Clemmie Moodie

The Sun

Once again, Clemmie has led the way in showbiz reporting. She has broken scoop after scoop with both agenda-setting news stories and interviews by proxy of her direct and unrivalled relationships with household names. Front page stories over the past 12 months include Taylor Swift, the world’s biggest popstar, dating Matty Healy from the 1975 - Denise Welch’s son. She also revealed Vernon Kay would be replacing Ken Bruce on Radio 2 and interviewed Olly Murs who revealed he’d been dropped as a judge on ITV’s The Voice.

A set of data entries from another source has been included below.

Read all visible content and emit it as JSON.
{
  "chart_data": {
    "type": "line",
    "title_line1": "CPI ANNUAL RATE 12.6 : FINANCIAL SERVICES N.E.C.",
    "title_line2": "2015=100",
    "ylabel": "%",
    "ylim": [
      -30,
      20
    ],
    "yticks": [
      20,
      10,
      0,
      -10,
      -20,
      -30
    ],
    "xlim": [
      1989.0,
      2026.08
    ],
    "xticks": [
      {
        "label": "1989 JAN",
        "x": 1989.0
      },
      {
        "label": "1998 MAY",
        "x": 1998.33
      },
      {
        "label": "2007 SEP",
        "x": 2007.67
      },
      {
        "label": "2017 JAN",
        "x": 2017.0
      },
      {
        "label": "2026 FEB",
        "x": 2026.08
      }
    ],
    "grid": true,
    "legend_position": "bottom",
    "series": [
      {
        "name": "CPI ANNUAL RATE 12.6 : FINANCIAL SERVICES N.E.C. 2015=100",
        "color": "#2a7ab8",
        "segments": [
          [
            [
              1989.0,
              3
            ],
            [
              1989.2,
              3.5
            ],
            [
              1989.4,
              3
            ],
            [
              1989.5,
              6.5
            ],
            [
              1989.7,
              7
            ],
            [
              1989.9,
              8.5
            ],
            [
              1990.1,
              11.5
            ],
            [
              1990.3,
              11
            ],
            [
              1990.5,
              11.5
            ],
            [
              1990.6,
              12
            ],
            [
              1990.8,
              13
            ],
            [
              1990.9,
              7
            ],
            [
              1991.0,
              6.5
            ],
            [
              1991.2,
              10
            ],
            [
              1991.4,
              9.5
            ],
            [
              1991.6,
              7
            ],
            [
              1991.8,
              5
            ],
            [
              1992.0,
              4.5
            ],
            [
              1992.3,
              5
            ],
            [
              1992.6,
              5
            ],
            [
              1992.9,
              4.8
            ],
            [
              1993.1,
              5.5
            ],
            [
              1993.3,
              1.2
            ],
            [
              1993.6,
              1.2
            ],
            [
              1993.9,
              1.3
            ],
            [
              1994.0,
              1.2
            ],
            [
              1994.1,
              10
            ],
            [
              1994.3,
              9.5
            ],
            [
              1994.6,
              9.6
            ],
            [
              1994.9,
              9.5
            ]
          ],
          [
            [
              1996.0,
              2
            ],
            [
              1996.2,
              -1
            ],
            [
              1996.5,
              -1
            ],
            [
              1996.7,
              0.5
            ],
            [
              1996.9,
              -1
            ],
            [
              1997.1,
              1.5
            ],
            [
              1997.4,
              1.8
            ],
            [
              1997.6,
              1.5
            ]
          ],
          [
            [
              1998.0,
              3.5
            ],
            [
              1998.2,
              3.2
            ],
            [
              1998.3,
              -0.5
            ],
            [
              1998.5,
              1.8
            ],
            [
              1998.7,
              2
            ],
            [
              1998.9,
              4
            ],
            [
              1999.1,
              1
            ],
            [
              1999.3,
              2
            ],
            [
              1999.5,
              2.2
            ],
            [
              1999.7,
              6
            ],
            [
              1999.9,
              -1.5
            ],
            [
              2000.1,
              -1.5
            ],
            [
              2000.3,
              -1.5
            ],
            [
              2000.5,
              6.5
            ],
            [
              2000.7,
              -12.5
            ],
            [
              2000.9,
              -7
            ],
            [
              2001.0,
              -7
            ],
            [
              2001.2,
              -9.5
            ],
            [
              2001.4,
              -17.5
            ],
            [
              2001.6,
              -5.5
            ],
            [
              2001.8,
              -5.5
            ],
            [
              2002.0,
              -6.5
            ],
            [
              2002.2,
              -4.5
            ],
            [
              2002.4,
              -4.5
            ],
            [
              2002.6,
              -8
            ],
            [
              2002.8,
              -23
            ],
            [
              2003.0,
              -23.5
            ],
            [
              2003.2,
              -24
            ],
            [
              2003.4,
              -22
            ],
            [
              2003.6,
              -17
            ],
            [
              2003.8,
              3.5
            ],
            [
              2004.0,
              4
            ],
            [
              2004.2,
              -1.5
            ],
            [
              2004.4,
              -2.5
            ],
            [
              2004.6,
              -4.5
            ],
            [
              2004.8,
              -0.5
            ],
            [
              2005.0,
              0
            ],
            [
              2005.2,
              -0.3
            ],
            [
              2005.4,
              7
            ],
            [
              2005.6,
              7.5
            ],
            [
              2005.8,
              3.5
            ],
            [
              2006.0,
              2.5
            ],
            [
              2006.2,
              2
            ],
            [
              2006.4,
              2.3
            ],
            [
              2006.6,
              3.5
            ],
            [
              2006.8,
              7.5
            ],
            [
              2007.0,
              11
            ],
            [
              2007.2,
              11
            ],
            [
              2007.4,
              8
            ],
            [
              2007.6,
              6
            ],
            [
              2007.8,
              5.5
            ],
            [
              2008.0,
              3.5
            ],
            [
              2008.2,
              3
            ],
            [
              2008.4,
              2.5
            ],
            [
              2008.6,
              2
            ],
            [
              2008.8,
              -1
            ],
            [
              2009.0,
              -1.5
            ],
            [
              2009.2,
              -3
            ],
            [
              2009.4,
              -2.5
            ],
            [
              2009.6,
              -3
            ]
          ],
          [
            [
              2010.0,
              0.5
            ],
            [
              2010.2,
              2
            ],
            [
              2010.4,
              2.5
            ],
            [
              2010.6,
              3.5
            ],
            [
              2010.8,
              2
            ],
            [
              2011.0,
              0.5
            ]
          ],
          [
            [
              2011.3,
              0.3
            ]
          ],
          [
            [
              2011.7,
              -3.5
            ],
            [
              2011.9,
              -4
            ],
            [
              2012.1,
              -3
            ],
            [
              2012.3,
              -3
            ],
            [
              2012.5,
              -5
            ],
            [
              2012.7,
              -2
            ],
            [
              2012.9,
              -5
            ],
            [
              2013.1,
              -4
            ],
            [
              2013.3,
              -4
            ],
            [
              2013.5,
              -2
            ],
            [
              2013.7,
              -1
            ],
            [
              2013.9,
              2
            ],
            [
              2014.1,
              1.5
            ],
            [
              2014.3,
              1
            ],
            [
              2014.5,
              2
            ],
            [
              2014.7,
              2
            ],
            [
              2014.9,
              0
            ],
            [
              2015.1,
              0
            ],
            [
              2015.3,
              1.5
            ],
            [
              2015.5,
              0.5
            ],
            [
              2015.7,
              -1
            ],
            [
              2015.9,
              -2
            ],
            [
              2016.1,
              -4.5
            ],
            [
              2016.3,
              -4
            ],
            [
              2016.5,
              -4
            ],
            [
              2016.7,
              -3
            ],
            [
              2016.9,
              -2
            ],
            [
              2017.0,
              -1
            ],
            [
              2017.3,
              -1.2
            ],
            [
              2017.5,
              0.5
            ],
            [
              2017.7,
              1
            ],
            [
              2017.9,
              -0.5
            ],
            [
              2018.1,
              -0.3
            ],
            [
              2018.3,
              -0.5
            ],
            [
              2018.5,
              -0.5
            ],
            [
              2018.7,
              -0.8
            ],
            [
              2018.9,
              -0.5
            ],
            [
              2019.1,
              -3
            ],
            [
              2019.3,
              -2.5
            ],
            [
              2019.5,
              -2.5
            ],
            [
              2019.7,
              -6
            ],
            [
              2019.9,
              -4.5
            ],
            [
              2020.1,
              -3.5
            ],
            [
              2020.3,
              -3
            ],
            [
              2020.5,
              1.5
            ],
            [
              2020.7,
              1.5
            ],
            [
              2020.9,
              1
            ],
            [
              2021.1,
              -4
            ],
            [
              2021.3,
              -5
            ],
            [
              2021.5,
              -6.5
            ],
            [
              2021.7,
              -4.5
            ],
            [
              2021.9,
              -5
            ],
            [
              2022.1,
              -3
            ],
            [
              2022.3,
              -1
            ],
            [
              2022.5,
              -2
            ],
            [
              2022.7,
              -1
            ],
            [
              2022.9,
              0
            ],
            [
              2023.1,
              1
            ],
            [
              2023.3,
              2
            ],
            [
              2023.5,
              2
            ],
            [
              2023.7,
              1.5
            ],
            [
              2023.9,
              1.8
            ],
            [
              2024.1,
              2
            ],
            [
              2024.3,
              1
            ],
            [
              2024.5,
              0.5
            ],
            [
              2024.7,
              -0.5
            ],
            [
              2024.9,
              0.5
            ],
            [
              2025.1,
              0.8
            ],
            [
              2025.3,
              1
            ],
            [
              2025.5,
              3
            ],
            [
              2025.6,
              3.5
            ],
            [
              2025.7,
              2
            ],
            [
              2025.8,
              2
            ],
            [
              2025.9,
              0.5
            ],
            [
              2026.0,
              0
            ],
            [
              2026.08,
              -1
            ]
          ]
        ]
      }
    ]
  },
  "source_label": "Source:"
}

She also got the biggest showbiz interview of the year - Phillip Schofield’s first words after being sacked from This Morning. Having built up a relationship with the fallen presenter, Phillip personally contacted Clemmie and requested she conduct his first interview. The resulting 90 minute chat pulled no punches, and immediately went viral upon publication, followed-up across TV, newspapers, magazines and online. Indeed, it was even featured on the BBC 10 o’clock news. In the powerful and deeply moving interview, a clearly broken Schofield apologised for his actions - an inappropriate affair with a younger colleague - but insisted he was not a “groomer”. Clemmie extracted revelation after revelation. Phillip admitted the incident had left him suicidal, and detailed that he had, at one point, planned his own death. The broadcaster also discussed, for the first time, the breakdown of his friendship with co-presenter, Holly Willoughby. A filmed clip from their interview, of the star “frantically vaping” went viral on TikTok - engaging a whole new audience. The interview - followed-up by a touching first person piece - was widely credited with shifting public perception of Phillip Schofield.

This year, Clemmie has also been widely across the horrific, life-changing Freddie Flintoff car crash on Top Gear. After detailing, for the first time, the extent of his surgery-requiring injuries, in October she revealed the BBC had paid him an astonishing £9mn compensation settlement. This figure was confirmed by the corporation. The story got followed-up across both broadsheets and tabloids, and started a national debate on compensation culture - it also signalled the death knoll of Top Gear, a show which was once a British institution. Clemmie also broke the scandal that daytime TV favourite, Gino D’Acampo had been caught with cannabis on board Gordon Ramsay’s private jet, after filming popular ITV show, Gordon, Gino and Fred; Road Trip. She confirmed that Border Patrol had stopped him after sniffer dogs found hidden marijuana. Police confirmed he was cautioned and fined. In November, Clemmie followed this up with the front page story that Gino had been caught up in a terrifying crash on set in Vienna, causing filming of a new ITV show to be canned.